August 30th

August 31, 2011

Many months have passed since The Destroyer came through our city, demolishing nearly half of it in his wake. We hardly slept for weeks afterwards. To this day, nothing has been the same. Over the city seems to hang a cloud of despair. One that looms heavily over every one of the citizens. It weighs heavily on each of our hearts.

Though even in these very dark and dismal times seems to shine a ray of hope for better days to come. In the darkness there is always light. I have found my own light.

He gives me hope. He brings me peace. A single shining light in what I thought would always be a grey world for me.

I had given up hope that such things were possible for me. My past experiences with… love… Well, the earlier entries of this journal speak enough of those trials. But, I had given up hope.
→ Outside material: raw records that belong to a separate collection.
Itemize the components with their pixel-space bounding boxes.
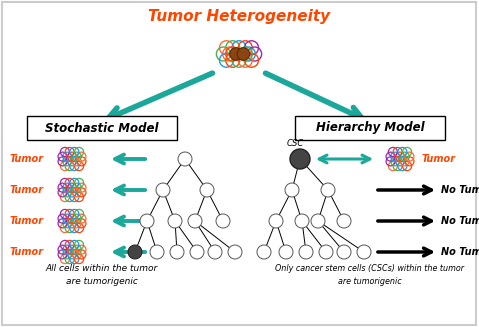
Text: Tumor Heterogeneity: Tumor Heterogeneity xyxy=(148,9,330,25)
FancyBboxPatch shape xyxy=(2,2,476,325)
Circle shape xyxy=(178,152,192,166)
Circle shape xyxy=(357,245,371,259)
FancyBboxPatch shape xyxy=(27,116,177,140)
Circle shape xyxy=(269,214,283,228)
Circle shape xyxy=(140,214,154,228)
Circle shape xyxy=(295,214,309,228)
Circle shape xyxy=(188,214,202,228)
Text: Stochastic Model: Stochastic Model xyxy=(45,122,159,134)
FancyBboxPatch shape xyxy=(295,116,445,140)
Text: Only cancer stem cells (CSCs) within the tumor
are tumorigenic: Only cancer stem cells (CSCs) within the… xyxy=(275,264,465,286)
Circle shape xyxy=(168,214,182,228)
Circle shape xyxy=(321,183,335,197)
Text: Tumor: Tumor xyxy=(10,185,44,195)
Circle shape xyxy=(150,245,164,259)
Circle shape xyxy=(208,245,222,259)
Circle shape xyxy=(299,245,313,259)
Text: Tumor: Tumor xyxy=(422,154,456,164)
Text: No Tumor: No Tumor xyxy=(441,216,479,226)
Text: Tumor: Tumor xyxy=(10,247,44,257)
Circle shape xyxy=(156,183,170,197)
Circle shape xyxy=(257,245,271,259)
Circle shape xyxy=(285,183,299,197)
Circle shape xyxy=(228,245,242,259)
Circle shape xyxy=(190,245,204,259)
Text: CSC: CSC xyxy=(286,139,304,147)
Text: Tumor: Tumor xyxy=(10,216,44,226)
Text: Hierarchy Model: Hierarchy Model xyxy=(316,122,424,134)
Circle shape xyxy=(237,48,250,60)
Circle shape xyxy=(230,48,242,60)
Text: Tumor: Tumor xyxy=(10,154,44,164)
Circle shape xyxy=(279,245,293,259)
Circle shape xyxy=(128,245,142,259)
Circle shape xyxy=(170,245,184,259)
Text: No Tumor: No Tumor xyxy=(441,185,479,195)
Text: No Tumor: No Tumor xyxy=(441,247,479,257)
Circle shape xyxy=(337,245,351,259)
Circle shape xyxy=(200,183,214,197)
Circle shape xyxy=(337,214,351,228)
Circle shape xyxy=(319,245,333,259)
Text: All cells within the tumor
are tumorigenic: All cells within the tumor are tumorigen… xyxy=(46,264,158,286)
Circle shape xyxy=(290,149,310,169)
Circle shape xyxy=(216,214,230,228)
Circle shape xyxy=(311,214,325,228)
I was content to continue my work with the Order. I had even briefly considered retirement, but I knew I would never be happy unless I was still involved. I could have lived a mediocre existence with out love. It was not something I was particularly striving to find. During that time, it found me.

Older and wiser. He has seen much in his day. His grey-blue eyes tell the stories of his life, but he does that well enough on his own. How I enjoy hearing him recall the days of his youth over morning tea. We sit each morning together speaking of our pasts, our present endeavors, and what may lie ahead for us in the future. We are hardly with out things to speak of. Life has become so pleasant since he has entered it. I believe he feels the same.

I have found happiness. I pray it does not slip through my fingers as it has before.